Noting that the wilderness experience appeared in the Isaiah 40 (the grass withers and the flower fades) and Mark 1 (John the Baptist prepares the way) scriptures read prior to his message, Andre suggested that “if you want to be open to something new, you’ll likely need to travel through wilderness. It might be an inner wilderness, or an outer wilderness, disorientation where nothing makes sense anymore.”
Perhaps it will be the wilderness of illness or aging, a parent dies, a partner gets involved in an affair…all unbidden, but time to pay attention, no more business as usual, he said. And we have been involved too long in the wilderness of suicides, #metoo, harm to the earth and its creatures, police brutality, he added.
“We need to spend serious time unlearning and relearning; odds are we will find the new vision in the wilderness” rather than in structures of stained glass and padded pews. And he warned that we should not be “too quick to know what the new thing is. When we finally stop to open ourselves to the disruption of the wilderness, perhaps we will hear the words of John the Baptist saying, ‘The one who comes will baptize you with the Holy Spirit.’”
Pastor Janice’s congregational prayer observed that “we see wilderness everywhere…in looming nuclear war, in newly stoked stresses in the Middle East, in personal violations of women and men, in the California fires.”
We wait on the world front and in our congregation with those who find themselves in distress and wilderness, even as we rejoice with those whose waiting has turned to gladness, including Josh and Becky who received word of a tentative travel date to meet their daughter in Thailand and Mabel and Dario who have finally been awarded a restaurant permit after a long period of waiting.
“Definitely God has plans for us,” Mabel said of their wait for the permit to come through, “and, like my dad (a Mennonite pastor) used to tell me, “God has God’s times, which always are different from ours.”
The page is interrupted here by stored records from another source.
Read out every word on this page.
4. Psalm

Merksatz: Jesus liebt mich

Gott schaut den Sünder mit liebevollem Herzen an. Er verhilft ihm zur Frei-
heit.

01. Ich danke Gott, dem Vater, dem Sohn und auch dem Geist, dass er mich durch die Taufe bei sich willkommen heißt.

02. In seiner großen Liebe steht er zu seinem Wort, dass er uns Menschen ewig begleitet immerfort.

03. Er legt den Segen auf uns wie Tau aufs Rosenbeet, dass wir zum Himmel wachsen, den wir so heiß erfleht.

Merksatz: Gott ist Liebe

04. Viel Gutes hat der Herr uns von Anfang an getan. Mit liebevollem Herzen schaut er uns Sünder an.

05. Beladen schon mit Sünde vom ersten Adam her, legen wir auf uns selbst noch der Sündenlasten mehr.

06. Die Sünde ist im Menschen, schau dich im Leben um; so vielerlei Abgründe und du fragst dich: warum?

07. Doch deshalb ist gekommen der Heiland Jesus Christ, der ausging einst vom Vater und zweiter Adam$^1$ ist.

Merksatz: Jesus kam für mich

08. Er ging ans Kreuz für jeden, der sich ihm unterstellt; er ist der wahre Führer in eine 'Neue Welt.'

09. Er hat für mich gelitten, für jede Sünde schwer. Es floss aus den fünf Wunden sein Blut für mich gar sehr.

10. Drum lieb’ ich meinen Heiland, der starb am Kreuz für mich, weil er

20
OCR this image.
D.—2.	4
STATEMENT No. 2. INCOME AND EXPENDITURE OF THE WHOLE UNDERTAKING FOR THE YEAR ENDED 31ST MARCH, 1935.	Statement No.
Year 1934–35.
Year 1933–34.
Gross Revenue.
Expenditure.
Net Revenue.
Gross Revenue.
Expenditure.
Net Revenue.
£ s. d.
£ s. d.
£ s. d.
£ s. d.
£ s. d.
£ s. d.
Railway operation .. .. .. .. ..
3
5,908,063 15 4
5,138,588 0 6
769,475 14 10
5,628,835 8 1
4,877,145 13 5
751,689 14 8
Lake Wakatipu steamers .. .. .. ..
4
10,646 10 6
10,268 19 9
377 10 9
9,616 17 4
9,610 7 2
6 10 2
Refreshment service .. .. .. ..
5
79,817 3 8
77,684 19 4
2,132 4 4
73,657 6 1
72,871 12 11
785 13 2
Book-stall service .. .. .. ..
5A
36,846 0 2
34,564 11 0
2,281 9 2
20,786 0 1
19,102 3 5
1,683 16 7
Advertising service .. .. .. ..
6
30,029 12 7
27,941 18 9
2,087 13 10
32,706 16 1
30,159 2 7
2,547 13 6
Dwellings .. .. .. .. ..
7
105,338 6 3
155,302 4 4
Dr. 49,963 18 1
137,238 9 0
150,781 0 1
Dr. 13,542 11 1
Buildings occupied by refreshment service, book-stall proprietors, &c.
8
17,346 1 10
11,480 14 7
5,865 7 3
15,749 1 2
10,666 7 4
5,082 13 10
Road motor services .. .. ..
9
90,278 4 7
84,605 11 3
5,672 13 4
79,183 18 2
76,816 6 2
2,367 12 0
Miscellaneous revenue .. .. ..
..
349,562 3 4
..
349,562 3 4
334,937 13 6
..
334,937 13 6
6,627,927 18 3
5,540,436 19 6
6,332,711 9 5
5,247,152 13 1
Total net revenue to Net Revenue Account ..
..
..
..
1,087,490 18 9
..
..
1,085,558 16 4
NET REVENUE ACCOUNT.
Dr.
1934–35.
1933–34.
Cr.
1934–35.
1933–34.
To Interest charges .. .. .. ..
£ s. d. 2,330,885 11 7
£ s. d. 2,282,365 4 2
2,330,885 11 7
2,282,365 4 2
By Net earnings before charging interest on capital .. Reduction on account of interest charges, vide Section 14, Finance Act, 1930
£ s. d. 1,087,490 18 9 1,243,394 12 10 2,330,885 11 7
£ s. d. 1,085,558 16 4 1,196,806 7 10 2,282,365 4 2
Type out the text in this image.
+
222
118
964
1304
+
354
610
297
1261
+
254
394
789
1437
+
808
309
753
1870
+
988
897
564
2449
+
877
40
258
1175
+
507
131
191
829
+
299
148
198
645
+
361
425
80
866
While waiting, we “go through many emotions: first hope/excitement, energetic to get things done quickly; then anxious, as we keep waiting and questioning ‘why’ and starting to feel depressed; then passive, a feeling of NOT being in control of the situation” just as we struggle not to lose hope, she acknowledged, adding that “I think God is teaching us to leave our burdens 100% in God’s hands.”
Elaine and I went to Lessons and Carols at Church of Our Lady of Loretto on the Saint Mary’s campus Sunday night where the sights and sounds and fragrances of Advent swirled around us…the building’s stunning interior and gentle candlelight, the soft gurgling of the baptistry nearby and beautiful choirs and congregational music with bell choir and organ, the smell of soft, melting wax followed by extinguished flames during the candle-lighting…all of which drew us into the watching, waiting, listening of the season.
I resonated with these words from the dismissal: “Our spirits quiver between trust and terror” as we continue on this Advent journey, each facing our own wilderness. Can you identify your times of wilderness? How has the Divine met you in your personal wilderness experience?